El sonido de mi teléfono detiene sus palabras enfebrecidas. Es ella, mi amante, interrumpiéndome después de la medianoche. Habla con tal intensidad que, sin usar el altavoz, sus palabras llegan hasta los oídos de mi huésped inesperado. Debo bajar el volumen del aparato y alejarme para ganar un poco de privacidad. Él deja de escuchar, pero al final de mi diálogo telefónico, su mirada me anuncia que escuchó el primer “mi amor” de ella y adivinó el resto, que incluyó un “he descubierto que te amo” teóricamente prohibido entre nosotros. Obviamente descubre que solicita mi presencia, porque varias copas de vino disfrutadas con amigas la han humedecido desde las uñas hasta las puntas del pelo, justo ahora que me encuentro departiendo y filosofando con un hombre más desarraigado que yo, a punto de escuchar la que será tal vez la conclusión más elevada sobre su existencia, o la esencia de las todas las cosas que hay en el mundo, al menos en el suyo. Quisiera ser capaz de mirarlo a los ojos con valentía, y decirle: “Ella me solicita, pero no iré, es solo una mujer a la que las emociones le juegan una mala pasada porque cree que me ama. ¡No sé cómo se atreve a interrumpir nuestro encuentro, querido amigo! Sirvamos la tercera copa y hablemos de la dicha o desdicha que te embarga”. Sin embargo, no puedo.

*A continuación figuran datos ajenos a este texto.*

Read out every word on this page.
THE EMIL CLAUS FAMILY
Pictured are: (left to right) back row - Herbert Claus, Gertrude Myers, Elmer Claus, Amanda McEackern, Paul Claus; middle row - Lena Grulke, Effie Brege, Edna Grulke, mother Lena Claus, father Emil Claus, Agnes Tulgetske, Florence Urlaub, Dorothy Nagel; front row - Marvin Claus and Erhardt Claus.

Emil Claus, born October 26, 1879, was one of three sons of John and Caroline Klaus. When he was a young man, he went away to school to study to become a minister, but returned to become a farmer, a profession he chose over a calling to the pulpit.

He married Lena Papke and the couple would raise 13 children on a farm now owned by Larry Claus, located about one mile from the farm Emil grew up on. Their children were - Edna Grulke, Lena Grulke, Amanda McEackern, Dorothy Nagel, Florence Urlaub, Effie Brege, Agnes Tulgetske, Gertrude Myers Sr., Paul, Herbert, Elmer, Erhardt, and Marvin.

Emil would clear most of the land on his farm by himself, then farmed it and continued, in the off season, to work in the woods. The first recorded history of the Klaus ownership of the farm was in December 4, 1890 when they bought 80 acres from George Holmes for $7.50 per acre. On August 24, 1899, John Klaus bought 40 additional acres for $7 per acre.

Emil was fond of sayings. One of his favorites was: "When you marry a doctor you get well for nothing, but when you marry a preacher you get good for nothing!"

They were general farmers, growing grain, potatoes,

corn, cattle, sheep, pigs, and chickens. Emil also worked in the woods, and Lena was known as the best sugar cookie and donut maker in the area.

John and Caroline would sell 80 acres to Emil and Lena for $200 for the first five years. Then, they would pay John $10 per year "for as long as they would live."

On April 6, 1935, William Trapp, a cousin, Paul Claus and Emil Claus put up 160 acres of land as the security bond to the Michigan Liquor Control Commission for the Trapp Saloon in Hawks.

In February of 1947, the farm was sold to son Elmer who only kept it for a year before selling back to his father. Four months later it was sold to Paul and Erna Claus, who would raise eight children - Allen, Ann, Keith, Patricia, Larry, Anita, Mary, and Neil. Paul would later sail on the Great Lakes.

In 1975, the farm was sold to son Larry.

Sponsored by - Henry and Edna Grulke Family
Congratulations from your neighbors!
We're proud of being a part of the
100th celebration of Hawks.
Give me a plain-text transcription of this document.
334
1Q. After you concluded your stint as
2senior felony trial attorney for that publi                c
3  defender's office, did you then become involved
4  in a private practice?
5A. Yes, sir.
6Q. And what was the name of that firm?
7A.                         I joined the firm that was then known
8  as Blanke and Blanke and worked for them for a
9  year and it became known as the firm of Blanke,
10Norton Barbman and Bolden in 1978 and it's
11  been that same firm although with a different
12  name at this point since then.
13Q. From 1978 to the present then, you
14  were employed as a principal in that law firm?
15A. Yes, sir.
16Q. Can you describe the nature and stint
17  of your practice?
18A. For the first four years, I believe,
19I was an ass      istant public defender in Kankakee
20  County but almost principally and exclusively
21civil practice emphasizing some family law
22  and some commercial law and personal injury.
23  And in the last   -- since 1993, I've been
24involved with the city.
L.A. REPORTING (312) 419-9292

―Mi amigo, siento mucho esta interrupción. Hay una dama que…

―No es necesario que justifiques algo ante mí. No me compete emitir un juicio al respecto ―creo ver inundados sus ojos― Además, ya es tarde y tengo una gran encomienda para esta noche, o madrugada. Agradezco que me hayas recibido. Me conmueve sinceramente darme cuenta de que todavía puedes ser feliz con los cantos de sirena; yo estoy más allá de tales ensoñaciones. Me retiro.

―Lo siento, de verdad. Puede ser que mañana sea yo quien te invite un trago y… dilucidemos algo más sobre los motivos que aún nos permiten estar vivos sin maldecirnos.

―O que nos permiten estar muertos sin saberlo; o bien, que nos invitan a estar verdadera y gozosamente muertos, sin sufrirlo.   

Se va, dejándome la emoción hecha un nudo que logro desatar luego sin gran dificultad en el cuerpo de mi amante, quien antes del amanecer de ese viernes de abril me pide ser su esposa. Ha llegado demasiado lejos al hacerlo. Se lo digo y salgo huyendo de sus brazos con los primeros rayos del sol.

Al llegar a mi calle me sorprende la agitación que encuentro entre mis vecinos cercanos, justo frente a la casa de mi visitante nocturno. De inmediato me ponen al tanto: la ambulancia se lo había llevado hace poco, pues una bala impecable se alojó en su cerebro a través de su boca.

Me deja la duda sobre el júbilo último que lo embargó, o tal vez su muerte me ofrece un panorama que poco a poco clarifico: estaba listo para el encuentro definitivo con lo insondable. Admiro su valor y como hermano putativo lo abrazo a la distancia.

Necesito una copa para soportar la sacudida de emociones. La bebo y me ancla en mi cuerpo, en mi departamento, en mi pequeño mundo de verdades inventadas que se deshacen; en esta primavera hermosa que seduce mis sentidos. Inesperadamente, gruesas lágrimas humedecen mis mejillas. No sé si lloro por él, por ella, o por mí.